A lot of frustrations were reflected in the House Commerce Committee's vote Thursday to put high-priority energy projects on a "fast track" that could override almost any federal, state or local law that might get in the way. The committee did not entrust the formidable waiver power entirely to the proposed energy mobilization board. Instead, the board would make recommendations to the president, whose decision to set aside any law would be subject to veto by either house of Congress within 60 days. This might seem to bring enough accountable officials into the act -- or rather the act of overriding the acts. Still, it turns the traditional legislative process upside down -- besides creating a mechanism for the most arbitrary interference with state and local prerogatives.
Behind this extraordinary bill is the belief that recent laws and regulations, mainly in the environmental field, have become so complex and delay-ridden that building any energy project, no matter how urgent, is nearly impossible. There is some truth in that. But bulldozing away the laws is far too rough and undiscriminating a remedy. For instance, many of the most frustrating, arbitrary delays come from procedural snarls -- the seemingly endless environmental-impact review, or agencies' slowness in issuing rules under various laws. A batch of related problems have come from conflicts among federal agencies and administrators' reluctance to make tough, controversial judgment calls.

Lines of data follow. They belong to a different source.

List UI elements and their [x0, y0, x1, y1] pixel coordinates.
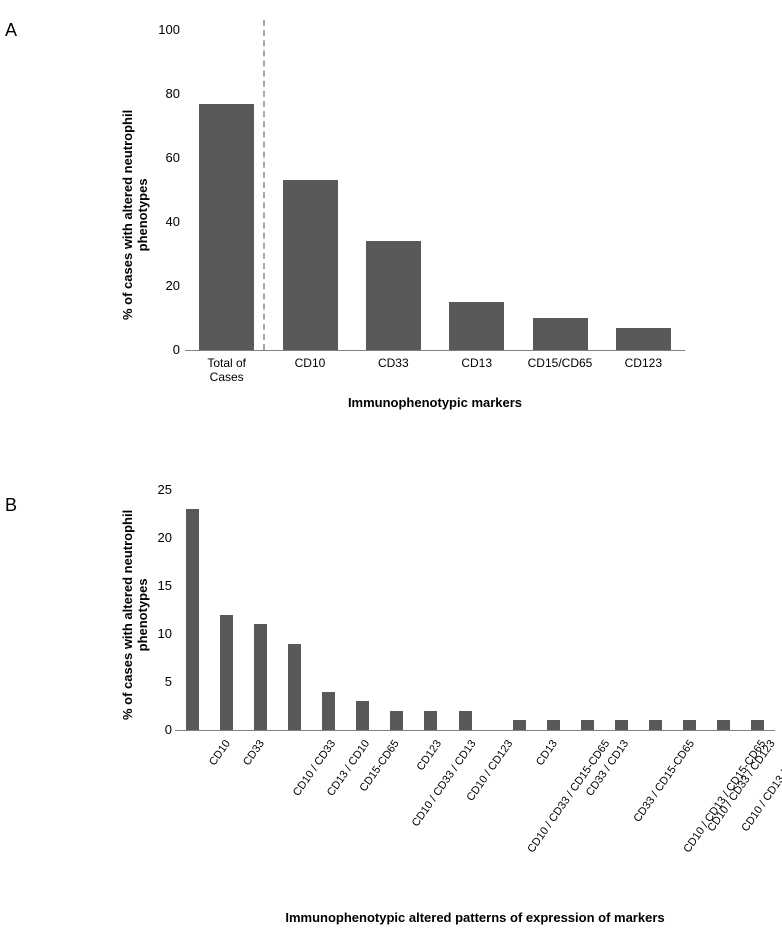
y-tick-label: 25 — [142, 482, 172, 497]
bar — [717, 720, 730, 730]
chart-b: 0510152025CD10CD33CD10 / CD33CD13 / CD10… — [140, 480, 780, 750]
bar — [322, 692, 335, 730]
y-tick-label: 0 — [150, 342, 180, 357]
x-tick-label: CD15/CD65 — [518, 356, 601, 370]
bar — [366, 241, 421, 350]
x-tick-label: CD123 — [414, 738, 443, 773]
figure: A 020406080100Total of CasesCD10CD33CD13… — [0, 0, 782, 948]
bar — [424, 711, 437, 730]
x-tick-label: CD10 / CD33 / CD13 — [409, 738, 478, 829]
x-tick-label: CD33 / CD15-CD65 — [632, 738, 698, 825]
bar — [220, 615, 233, 730]
y-tick-label: 0 — [142, 722, 172, 737]
x-tick-label: Total of Cases — [185, 356, 268, 384]
bar — [581, 720, 594, 730]
panel-a-label: A — [5, 20, 17, 41]
y-axis-label: % of cases with altered neutrophil pheno… — [120, 110, 150, 320]
x-tick-label: CD33 — [241, 738, 267, 768]
panel-b-label: B — [5, 495, 17, 516]
y-axis-label: % of cases with altered neutrophil pheno… — [120, 510, 150, 720]
y-tick-label: 80 — [150, 86, 180, 101]
bar — [683, 720, 696, 730]
x-tick-label: CD10 — [268, 356, 351, 370]
x-axis-label: Immunophenotypic altered patterns of exp… — [145, 910, 782, 925]
panel-b: 0510152025CD10CD33CD10 / CD33CD13 / CD10… — [60, 470, 780, 940]
divider-line — [263, 20, 265, 350]
y-tick-label: 60 — [150, 150, 180, 165]
bar — [199, 104, 254, 350]
y-tick-label: 40 — [150, 214, 180, 229]
y-tick-label: 20 — [150, 278, 180, 293]
bar — [513, 720, 526, 730]
y-tick-label: 100 — [150, 22, 180, 37]
x-tick-label: CD10 — [207, 738, 233, 768]
bar — [449, 302, 504, 350]
x-tick-label: CD123 — [602, 356, 685, 370]
x-axis-label: Immunophenotypic markers — [185, 395, 685, 410]
bar — [288, 644, 301, 730]
bar — [390, 711, 403, 730]
bar — [547, 720, 560, 730]
x-axis-line — [175, 730, 775, 731]
x-tick-label: CD10 / CD33 / CD123 — [705, 738, 777, 834]
x-tick-label: CD33 — [352, 356, 435, 370]
bar — [649, 720, 662, 730]
bar — [751, 720, 764, 730]
chart-a: 020406080100Total of CasesCD10CD33CD13CD… — [140, 20, 700, 370]
x-tick-label: CD13 — [435, 356, 518, 370]
x-tick-label: CD13 — [534, 738, 560, 768]
bar — [283, 180, 338, 350]
bar — [533, 318, 588, 350]
bar — [616, 328, 671, 350]
bar — [186, 509, 199, 730]
bar — [356, 701, 369, 730]
panel-a: 020406080100Total of CasesCD10CD33CD13CD… — [60, 10, 760, 450]
bar — [254, 624, 267, 730]
x-axis-line — [185, 350, 685, 351]
bar — [459, 711, 472, 730]
bar — [615, 720, 628, 730]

The long fights over the Seabrook, N.H., nuclear power plant and the proposed refinery at Portsmouth are textbook examples of that -- and of the kinds of tangles that a more limited expediting bill might well resolve.
Then there are the jams that no law can override, the ones caused by the current penchant for taking every argument to court -- and by some judges' willingness to entertain even the most preposterous challenges to laws and rules. Far from reducing these squabbles, a peremptory bill such as the Commerce Committee's could easily redouble them. It would certainly provoke new bitter litigation between the federal government and the states -- often over matters that could be resolved more quickly and amicably through political channels.
Finally, the Commerce Committee bill advances the dangerous illusion that the real conflicts retarding energy production are those between projects and laws. Not so; the tensions are between the projects and other values and priorities, some of which have been embodied in laws. For instance, western coal producers are complaining about provisions in the strip-mining law that protect water resources. But waiving those provisions is not going to make western water any more plentiful or the conflicts between energy and other potential uses, such as agriculture, any less intense. Yes, a waiver would settle that issue in a given case. And that points to one more damaging element of this ripper bill: it is another acknowledgment of Congress' inability to deal with these immense problems overall. If Congress and the country were really mobilized behind any coherent energy program, no peremptory measure like this would be required.